The United States and Georgia have more to offer to each other and more to gain from their ever-evolving partnership on key policy fronts. Washington should advance a pragmatic and forward-looking policy agenda with Tbilisi by:

  • Continuing to encourage Georgia to pursue institutional and structural reforms to strengthen its democracy and economic freedom. Functioning constitutional and legislative frameworks have been in place. However, further strengthening the rule of law and the business dispute-resolution system, advancing the quality and transparency of public services, and safeguarding the independence of key institutions from undue political influences would contribute to nurturing Georgia’s democracy and furthering its economic freedom.

 

  • Focusing on technical economic collaboration to fully capitalize on Georgia’s high degree of economic freedom. Georgia made substantial progress in economic reforms over the past 25 years as recognized by many international studies.
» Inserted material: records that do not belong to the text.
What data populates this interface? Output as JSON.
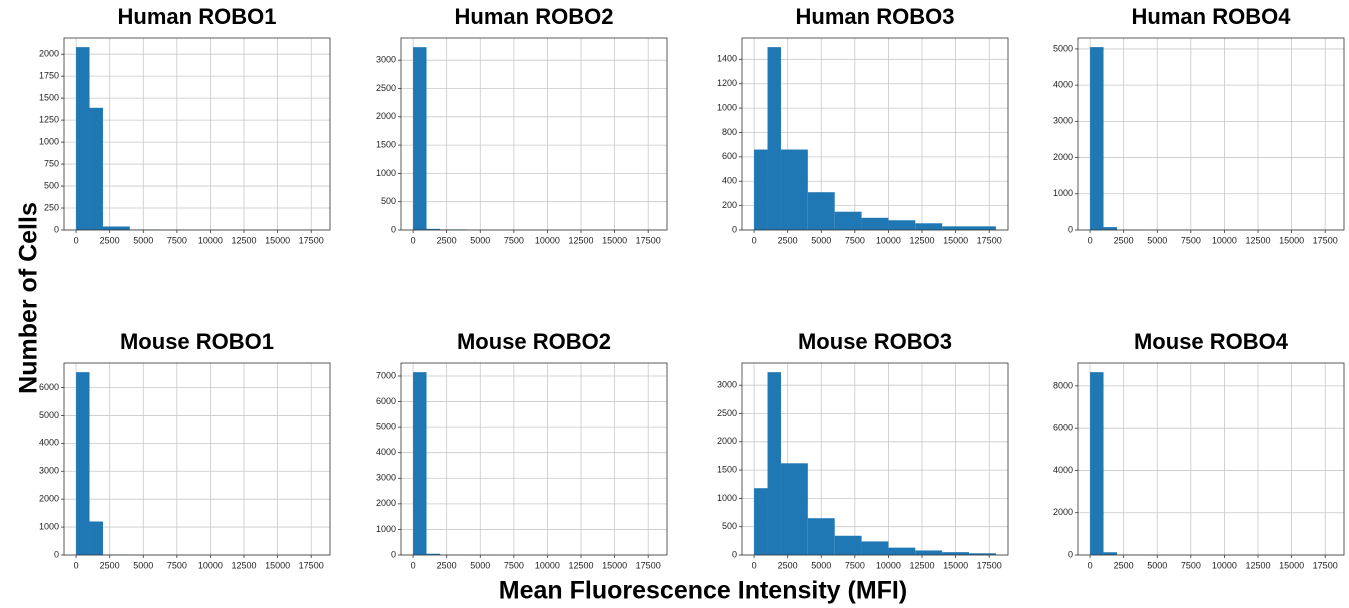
{
  "xlabel": "Mean Fluorescence Intensity (MFI)",
  "ylabel": "Number of Cells",
  "chart_data": [
    {
      "type": "histogram",
      "title": "Human ROBO1",
      "color": "#1f77b4",
      "grid": true,
      "bins": [
        0,
        1000,
        2000,
        4000,
        6000,
        8000,
        10000,
        12000,
        14000,
        16000,
        18000
      ],
      "values": [
        2080,
        1390,
        40,
        5,
        3,
        2,
        2,
        1,
        1,
        1
      ],
      "xlim": [
        -900,
        18900
      ],
      "xticks": [
        0,
        2500,
        5000,
        7500,
        10000,
        12500,
        15000,
        17500
      ],
      "ylim": [
        0,
        2184
      ],
      "yticks": [
        0,
        250,
        500,
        750,
        1000,
        1250,
        1500,
        1750,
        2000
      ]
    },
    {
      "type": "histogram",
      "title": "Human ROBO2",
      "color": "#1f77b4",
      "grid": true,
      "bins": [
        0,
        1000,
        2000,
        4000,
        6000,
        8000,
        10000,
        12000,
        14000,
        16000,
        18000
      ],
      "values": [
        3230,
        20,
        10,
        3,
        2,
        1,
        1,
        1,
        1,
        1
      ],
      "xlim": [
        -900,
        18900
      ],
      "xticks": [
        0,
        2500,
        5000,
        7500,
        10000,
        12500,
        15000,
        17500
      ],
      "ylim": [
        0,
        3392
      ],
      "yticks": [
        0,
        500,
        1000,
        1500,
        2000,
        2500,
        3000
      ]
    },
    {
      "type": "histogram",
      "title": "Human ROBO3",
      "color": "#1f77b4",
      "grid": true,
      "bins": [
        0,
        1000,
        2000,
        4000,
        6000,
        8000,
        10000,
        12000,
        14000,
        16000,
        18000
      ],
      "values": [
        660,
        1500,
        660,
        310,
        150,
        100,
        80,
        55,
        30,
        30
      ],
      "xlim": [
        -900,
        18900
      ],
      "xticks": [
        0,
        2500,
        5000,
        7500,
        10000,
        12500,
        15000,
        17500
      ],
      "ylim": [
        0,
        1575
      ],
      "yticks": [
        0,
        200,
        400,
        600,
        800,
        1000,
        1200,
        1400
      ]
    },
    {
      "type": "histogram",
      "title": "Human ROBO4",
      "color": "#1f77b4",
      "grid": true,
      "bins": [
        0,
        1000,
        2000,
        4000,
        6000,
        8000,
        10000,
        12000,
        14000,
        16000,
        18000
      ],
      "values": [
        5050,
        80,
        8,
        3,
        2,
        1,
        1,
        1,
        1,
        1
      ],
      "xlim": [
        -900,
        18900
      ],
      "xticks": [
        0,
        2500,
        5000,
        7500,
        10000,
        12500,
        15000,
        17500
      ],
      "ylim": [
        0,
        5302
      ],
      "yticks": [
        0,
        1000,
        2000,
        3000,
        4000,
        5000
      ]
    },
    {
      "type": "histogram",
      "title": "Mouse ROBO1",
      "color": "#1f77b4",
      "grid": true,
      "bins": [
        0,
        1000,
        2000,
        4000,
        6000,
        8000,
        10000,
        12000,
        14000,
        16000,
        18000
      ],
      "values": [
        6550,
        1200,
        15,
        5,
        3,
        2,
        1,
        1,
        1,
        1
      ],
      "xlim": [
        -900,
        18900
      ],
      "xticks": [
        0,
        2500,
        5000,
        7500,
        10000,
        12500,
        15000,
        17500
      ],
      "ylim": [
        0,
        6878
      ],
      "yticks": [
        0,
        1000,
        2000,
        3000,
        4000,
        5000,
        6000
      ]
    },
    {
      "type": "histogram",
      "title": "Mouse ROBO2",
      "color": "#1f77b4",
      "grid": true,
      "bins": [
        0,
        1000,
        2000,
        4000,
        6000,
        8000,
        10000,
        12000,
        14000,
        16000,
        18000
      ],
      "values": [
        7150,
        50,
        8,
        3,
        2,
        1,
        1,
        1,
        1,
        1
      ],
      "xlim": [
        -900,
        18900
      ],
      "xticks": [
        0,
        2500,
        5000,
        7500,
        10000,
        12500,
        15000,
        17500
      ],
      "ylim": [
        0,
        7508
      ],
      "yticks": [
        0,
        1000,
        2000,
        3000,
        4000,
        5000,
        6000,
        7000
      ]
    },
    {
      "type": "histogram",
      "title": "Mouse ROBO3",
      "color": "#1f77b4",
      "grid": true,
      "bins": [
        0,
        1000,
        2000,
        4000,
        6000,
        8000,
        10000,
        12000,
        14000,
        16000,
        18000
      ],
      "values": [
        1180,
        3230,
        1620,
        650,
        340,
        240,
        130,
        80,
        50,
        30
      ],
      "xlim": [
        -900,
        18900
      ],
      "xticks": [
        0,
        2500,
        5000,
        7500,
        10000,
        12500,
        15000,
        17500
      ],
      "ylim": [
        0,
        3392
      ],
      "yticks": [
        0,
        500,
        1000,
        1500,
        2000,
        2500,
        3000
      ]
    },
    {
      "type": "histogram",
      "title": "Mouse ROBO4",
      "color": "#1f77b4",
      "grid": true,
      "bins": [
        0,
        1000,
        2000,
        4000,
        6000,
        8000,
        10000,
        12000,
        14000,
        16000,
        18000
      ],
      "values": [
        8650,
        130,
        10,
        4,
        2,
        1,
        1,
        1,
        1,
        1
      ],
      "xlim": [
        -900,
        18900
      ],
      "xticks": [
        0,
        2500,
        5000,
        7500,
        10000,
        12500,
        15000,
        17500
      ],
      "ylim": [
        0,
        9083
      ],
      "yticks": [
        0,
        2000,
        4000,
        6000,
        8000
      ]
    }
  ]
}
The creation of a large number of private enterprises has been facilitated by the simplicity of business procedures and regulations. However, lingering bottlenecks in the system that prevent firms from growing and employing more people remain a pressing economic and societal problem in Georgia, with significant security implications. Diagnosing and addressing this problem merits more targeted bilateral economic cooperation.

Laying the practical groundwork for formal bilateral trade agreement negotiations. The United States has discussed creating a free trade agreement with Georgia. Pursuing such a deal with Georgia would not be starting from scratch. High-level trade and investment dialogues already exist, in addition to a bilateral investment treaty and a bilateral trade and investment framework agreement. Institutionalizing a modern trade pact would be a logical next step to upgrading the U.S.–Georgia economic relationship as a key anchor for further reforms and greater partnership. Congress and the Trump Administration should make it a priority.

 

  • Supporting infrastructure development in Georgia that will ensure regional connectivity and build up the evolving economic cooperation among the countries in Central Asia, the Caucasus, and Central and Eastern Europe. The U.S. strategic interest in this process is clear: to bolster the economic sovereignty of all the countries involved and to limit Russia’s existing and China’s growing influence in this space.

By pursing deeper structural reforms that ensure long-term institutional resilience and economic productivity, Georgia can continue to build a brighter future and go beyond what the country has achieved so far. As Vice President Mike Pence remarked during his August 2017 visit to Georgia to commemorate the 25th anniversary of the diplomatic relationship between the two partners:

Georgia is a key strategic partner of the United States of America.… The United States has a keen interest in expanding our trade and investment relationship with Georgia, and your ongoing reforms have clearly demonstrated your openness and commitment to a stronger commercial partnership with the West.

 

Indeed, the United States and Georgia still have a lot to offer to each other. Much more can be accomplished through greater strategic focus and clarity between these two willing partners.